Soul Sisters Episode 11 October

Episode 11 notes

“What if the condition we pathologise and diagnose as depression is sometimes actually spiritual hunger – a normal and genetically derived part of human development that is unhealthy to muffle or deny?”  Lisa Miller The Awakened Brain

Two quotes that my sister sent me when she was hopeful and curious about pain and suffering.

“An afflicted, broken soul might even be closer to God for having experienced pain and rejection. ‘The Lord is close to the brokenhearted.”

(Psalms 34:19)

 ‘You will not despise a contrite and crushed heart, not even your own”(Psalms 51:19, cited also in Leviticus 7:2)”

Soul Sisters Episode 12: November 2023

Excerpt by Pema Chodron

‘Perfection is like Death’

We think that if we just meditated enough or jogged or ate perfect food, everything would be perfect. But from the point of view of someone who is awake, that’s death. Seeking security or perfection, rejoicing in feeling confirmed and whole, self-contained and comfortable is some kind of death. It doesn’t have any fresh air. There’s no room for something to come in an interrupt all that. We are killing the moment by controlling our experience. Doing this is setting ourselves up for failure, because sooner or later we’re going to have an experience we can’t control: our house is going to burn down, someone we love is going to die, we are going to find out we have cancer or somebody’s going to spill tomato juice all over our white suit.
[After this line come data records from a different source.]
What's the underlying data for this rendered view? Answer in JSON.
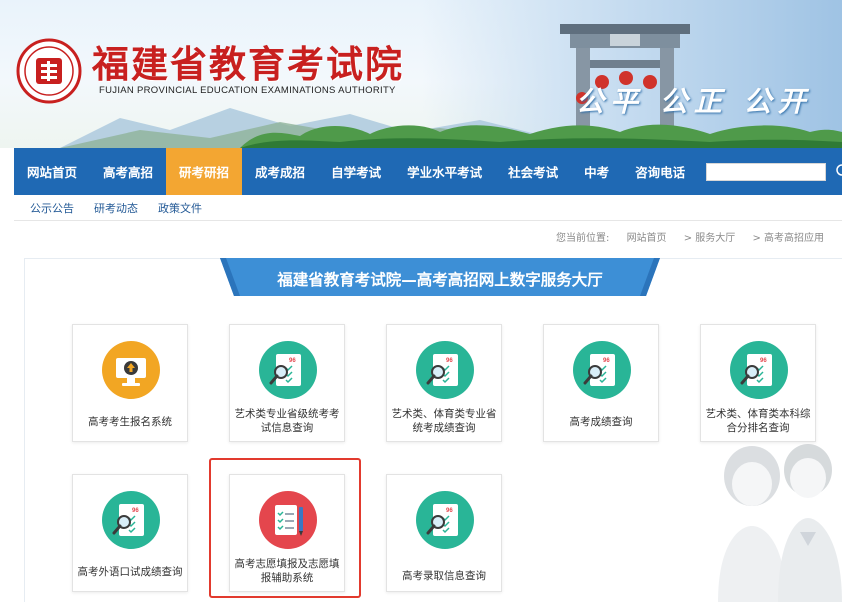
{
  "header": {
    "title": "福建省教育考试院",
    "subtitle": "FUJIAN PROVINCIAL EDUCATION EXAMINATIONS AUTHORITY",
    "slogan": "公平 公正 公开",
    "seal_icon": "exam-authority-seal"
  },
  "nav": {
    "items": [
      {
        "label": "网站首页",
        "active": false
      },
      {
        "label": "高考高招",
        "active": false
      },
      {
        "label": "研考研招",
        "active": true
      },
      {
        "label": "成考成招",
        "active": false
      },
      {
        "label": "自学考试",
        "active": false
      },
      {
        "label": "学业水平考试",
        "active": false
      },
      {
        "label": "社会考试",
        "active": false
      },
      {
        "label": "中考",
        "active": false
      },
      {
        "label": "咨询电话",
        "active": false
      }
    ],
    "search_value": "",
    "search_icon": "search-icon"
  },
  "subnav": {
    "items": [
      "公示公告",
      "研考动态",
      "政策文件"
    ]
  },
  "breadcrumb": {
    "prefix": "您当前位置:",
    "items": [
      "网站首页",
      "> 服务大厅",
      "> 高考高招应用"
    ]
  },
  "hall": {
    "title": "福建省教育考试院—高考高招网上数字服务大厅"
  },
  "services": [
    {
      "label": "高考考生报名系统",
      "icon": "upload-monitor-icon",
      "color": "#f2a623"
    },
    {
      "label": "艺术类专业省级统考考试信息查询",
      "icon": "score-query-icon",
      "color": "#29b597"
    },
    {
      "label": "艺术类、体育类专业省统考成绩查询",
      "icon": "score-query-icon",
      "color": "#29b597"
    },
    {
      "label": "高考成绩查询",
      "icon": "score-query-icon",
      "color": "#29b597"
    },
    {
      "label": "艺术类、体育类本科综合分排名查询",
      "icon": "score-query-icon",
      "color": "#29b597"
    },
    {
      "label": "高考外语口试成绩查询",
      "icon": "score-query-icon",
      "color": "#29b597"
    },
    {
      "label": "高考志愿填报及志愿填报辅助系统",
      "icon": "checklist-pen-icon",
      "color": "#e4464d"
    },
    {
      "label": "高考录取信息查询",
      "icon": "score-query-icon",
      "color": "#29b597"
    }
  ],
  "colors": {
    "nav": "#1f69b4",
    "nav_active": "#f3a632",
    "title_red": "#c8201f",
    "ribbon": "#3d8fd6",
    "highlight": "#e23a2e"
  }
}
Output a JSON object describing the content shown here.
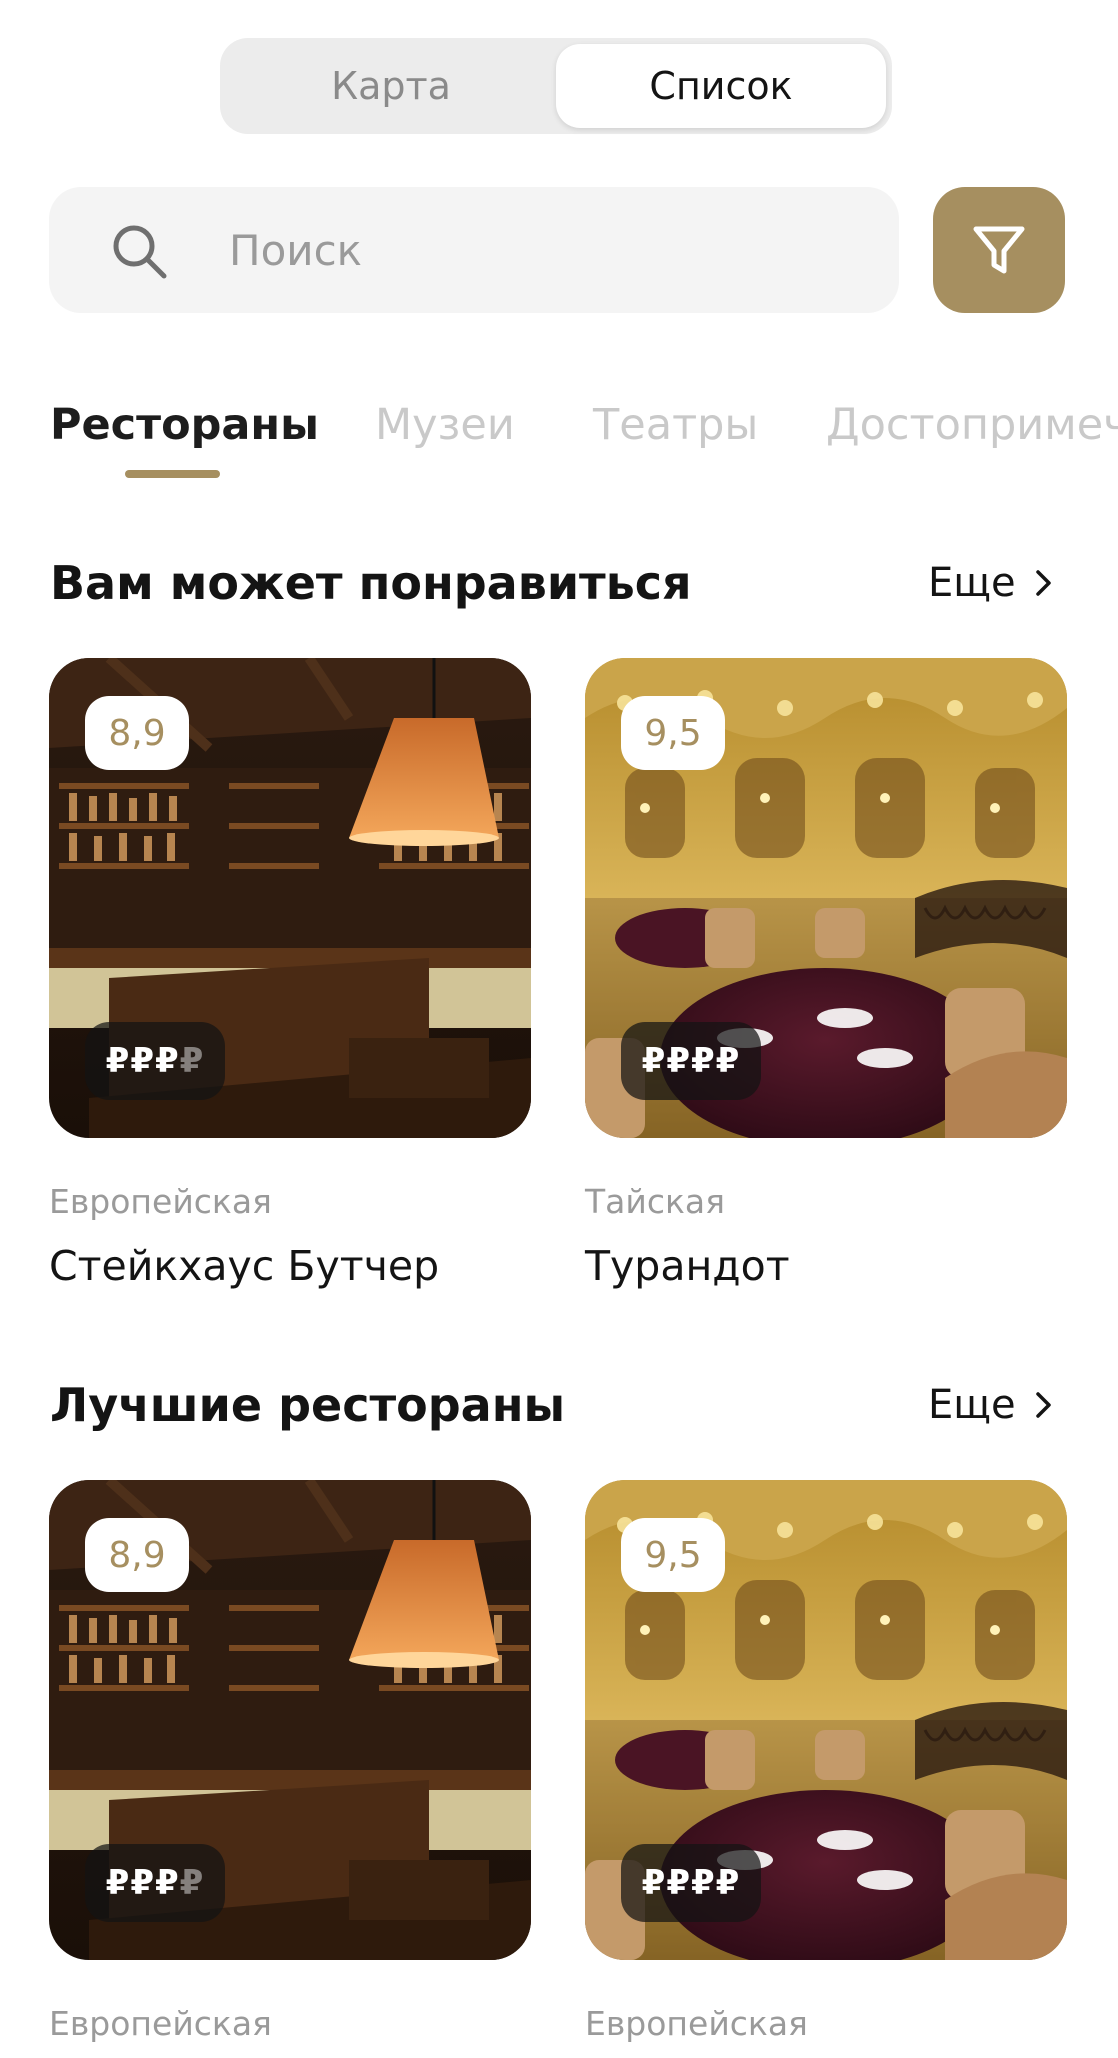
{
  "view_switch": {
    "map_label": "Карта",
    "list_label": "Список",
    "selected": "list"
  },
  "search": {
    "placeholder": "Поиск",
    "value": ""
  },
  "filter": {
    "icon": "filter-icon",
    "color": "#a68f60"
  },
  "categories": [
    "Рестораны",
    "Музеи",
    "Театры",
    "Достопримеч"
  ],
  "active_category": "Рестораны",
  "accent_color": "#a68f60",
  "sections": [
    {
      "title": "Вам может понравиться",
      "more_label": "Еще",
      "cards": [
        {
          "rating": "8,9",
          "price_active": "₽₽₽",
          "price_inactive": "₽",
          "cuisine": "Европейская",
          "name": "Стейкхаус Бутчер",
          "image": "steakhouse-bar-photo"
        },
        {
          "rating": "9,5",
          "price_active": "₽₽₽₽",
          "price_inactive": "",
          "cuisine": "Тайская",
          "name": "Турандот",
          "image": "baroque-hall-photo"
        }
      ]
    },
    {
      "title": "Лучшие рестораны",
      "more_label": "Еще",
      "cards": [
        {
          "rating": "8,9",
          "price_active": "₽₽₽",
          "price_inactive": "₽",
          "cuisine": "Европейская",
          "name": "",
          "image": "steakhouse-bar-photo"
        },
        {
          "rating": "9,5",
          "price_active": "₽₽₽₽",
          "price_inactive": "",
          "cuisine": "Европейская",
          "name": "",
          "image": "baroque-hall-photo"
        }
      ]
    }
  ]
}
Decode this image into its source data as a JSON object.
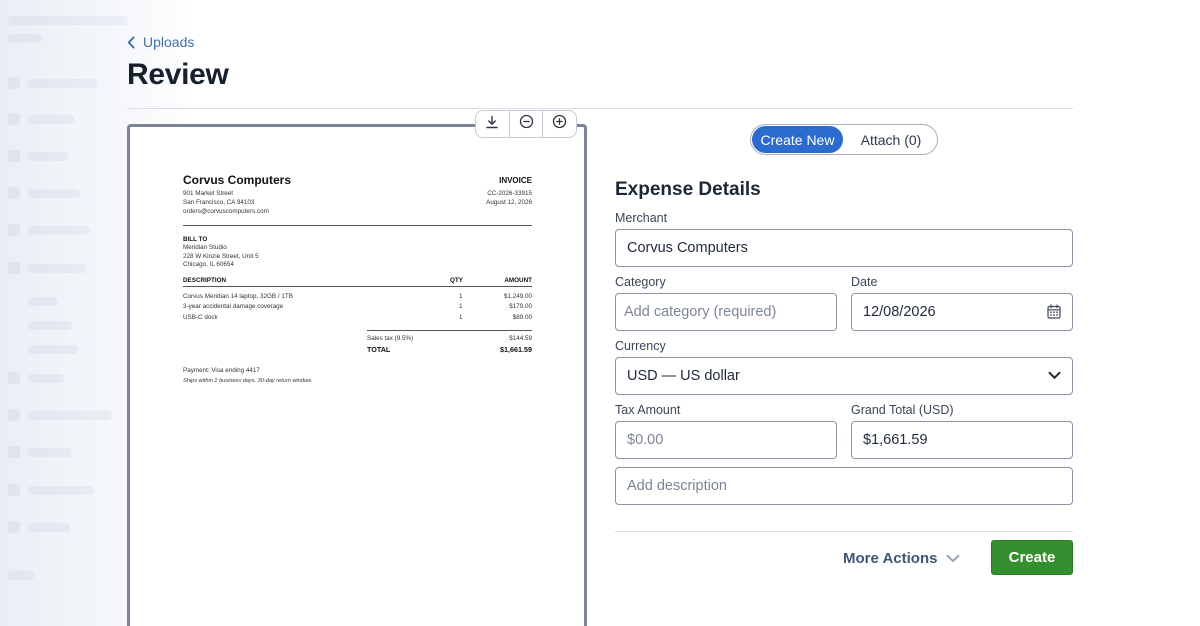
{
  "header": {
    "back_label": "Uploads",
    "title": "Review"
  },
  "document": {
    "company": "Corvus Computers",
    "company_address": [
      "901 Market Street",
      "San Francisco, CA 94103",
      "orders@corvuscomputers.com"
    ],
    "doc_label": "INVOICE",
    "invoice_number": "CC-2026-33915",
    "invoice_date": "August 12, 2026",
    "bill_to_heading": "BILL TO",
    "bill_to": [
      "Meridian Studio",
      "228 W Kinzie Street, Unit 5",
      "Chicago, IL 60654"
    ],
    "columns": {
      "description": "DESCRIPTION",
      "qty": "QTY",
      "amount": "AMOUNT"
    },
    "items": [
      {
        "description": "Corvus Meridian 14 laptop, 32GB / 1TB",
        "qty": "1",
        "amount": "$1,249.00"
      },
      {
        "description": "3-year accidental damage coverage",
        "qty": "1",
        "amount": "$179.00"
      },
      {
        "description": "USB-C dock",
        "qty": "1",
        "amount": "$89.00"
      }
    ],
    "tax_label": "Sales tax (9.5%)",
    "tax_value": "$144.59",
    "total_label": "TOTAL",
    "total_value": "$1,661.59",
    "payment": "Payment: Visa ending 4417",
    "note": "Ships within 2 business days. 30-day return window."
  },
  "toggle": {
    "create_label": "Create New",
    "attach_label": "Attach (0)"
  },
  "form": {
    "section_title": "Expense Details",
    "merchant_label": "Merchant",
    "merchant_value": "Corvus Computers",
    "category_label": "Category",
    "category_placeholder": "Add category (required)",
    "date_label": "Date",
    "date_value": "12/08/2026",
    "currency_label": "Currency",
    "currency_value": "USD — US dollar",
    "tax_label": "Tax Amount",
    "tax_placeholder": "$0.00",
    "total_label": "Grand Total (USD)",
    "total_value": "$1,661.59",
    "description_placeholder": "Add description"
  },
  "actions": {
    "more_label": "More Actions",
    "create_label": "Create"
  },
  "colors": {
    "accent_blue": "#2c6cd0",
    "link_blue": "#3f6fb5",
    "create_green": "#358f2e"
  }
}
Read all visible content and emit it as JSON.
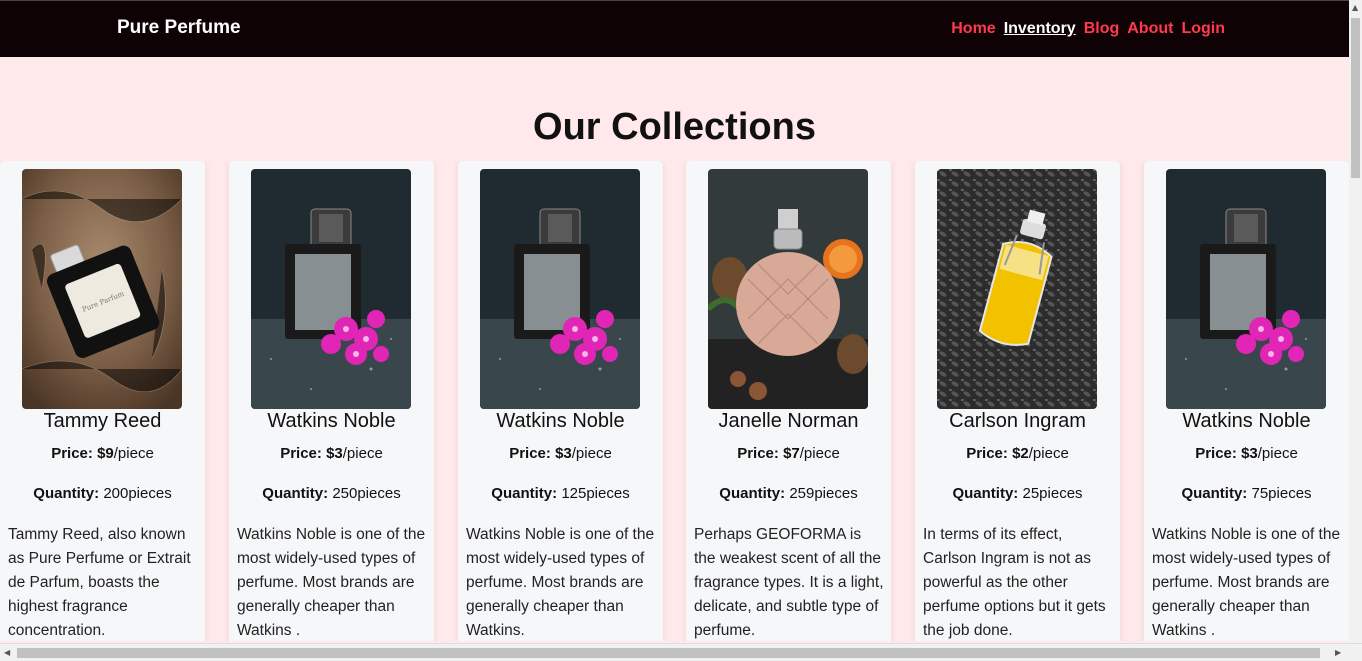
{
  "nav": {
    "brand": "Pure Perfume",
    "links": [
      "Home",
      "Inventory",
      "Blog",
      "About",
      "Login"
    ]
  },
  "page_title": "Our Collections",
  "labels": {
    "price": "Price:",
    "quantity": "Quantity:",
    "price_unit": "/piece",
    "qty_unit": "pieces"
  },
  "products": [
    {
      "name": "Tammy Reed",
      "price": "$9",
      "quantity": "200",
      "description": "Tammy Reed, also known as Pure Perfume or Extrait de Parfum, boasts the highest fragrance concentration.",
      "image": "perfume-on-fur-image"
    },
    {
      "name": "Watkins Noble",
      "price": "$3",
      "quantity": "250",
      "description": "Watkins Noble is one of the most widely-used types of perfume. Most brands are generally cheaper than Watkins .",
      "image": "perfume-with-flowers-image"
    },
    {
      "name": "Watkins Noble",
      "price": "$3",
      "quantity": "125",
      "description": "Watkins Noble is one of the most widely-used types of perfume. Most brands are generally cheaper than Watkins.",
      "image": "perfume-with-flowers-image"
    },
    {
      "name": "Janelle Norman",
      "price": "$7",
      "quantity": "259",
      "description": "Perhaps GEOFORMA is the weakest scent of all the fragrance types. It is a light, delicate, and subtle type of perfume.",
      "image": "crystal-perfume-bottle-image"
    },
    {
      "name": "Carlson Ingram",
      "price": "$2",
      "quantity": "25",
      "description": "In terms of its effect, Carlson Ingram is not as powerful as the other perfume options but it gets the job done.",
      "image": "oil-bottle-on-seeds-image"
    },
    {
      "name": "Watkins Noble",
      "price": "$3",
      "quantity": "75",
      "description": "Watkins Noble is one of the most widely-used types of perfume. Most brands are generally cheaper than Watkins .",
      "image": "perfume-with-flowers-image"
    }
  ],
  "colors": {
    "nav_bg": "#0f0204",
    "nav_link": "#ff3a4d",
    "page_bg": "#ffe9ea",
    "card_bg": "#f6f7f9"
  }
}
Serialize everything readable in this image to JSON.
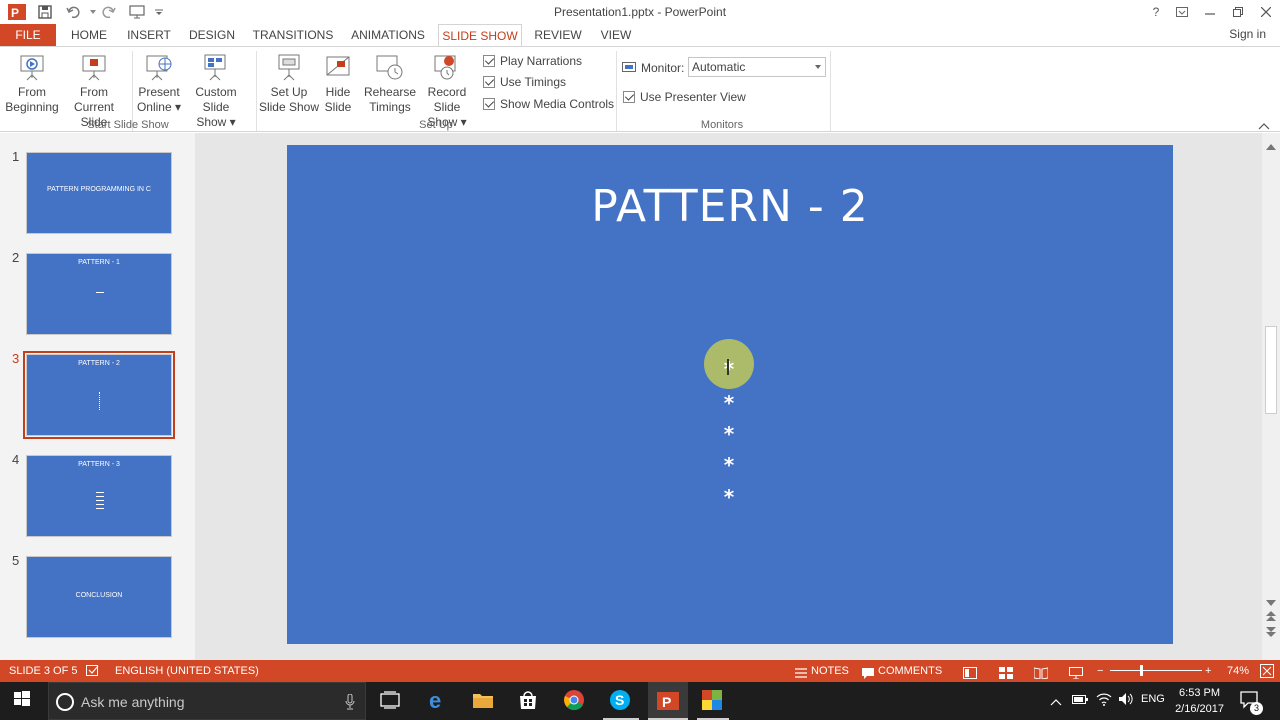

The essence of life is that it’s challenging. Sometimes it is sweet, and sometimes it is bitter. Sometimes your body tenses, and sometimes it relaxes or opens. Sometimes you have a headache and sometimes you feel 100 percent healthy. From an awakened perspective, trying to tie up all the loose ends and finally get it together is death, because it involves rejecting a lot of your basic experience. There is something aggressive about that approach to life, trying to flatten out all the rough spots and imperfections into a nice smooth ride. To be fully alive, fully human and completely awake is to be continually thrown out of the nest. To live fully is to be always in no man’s land, to experience each moment as completely new and fresh.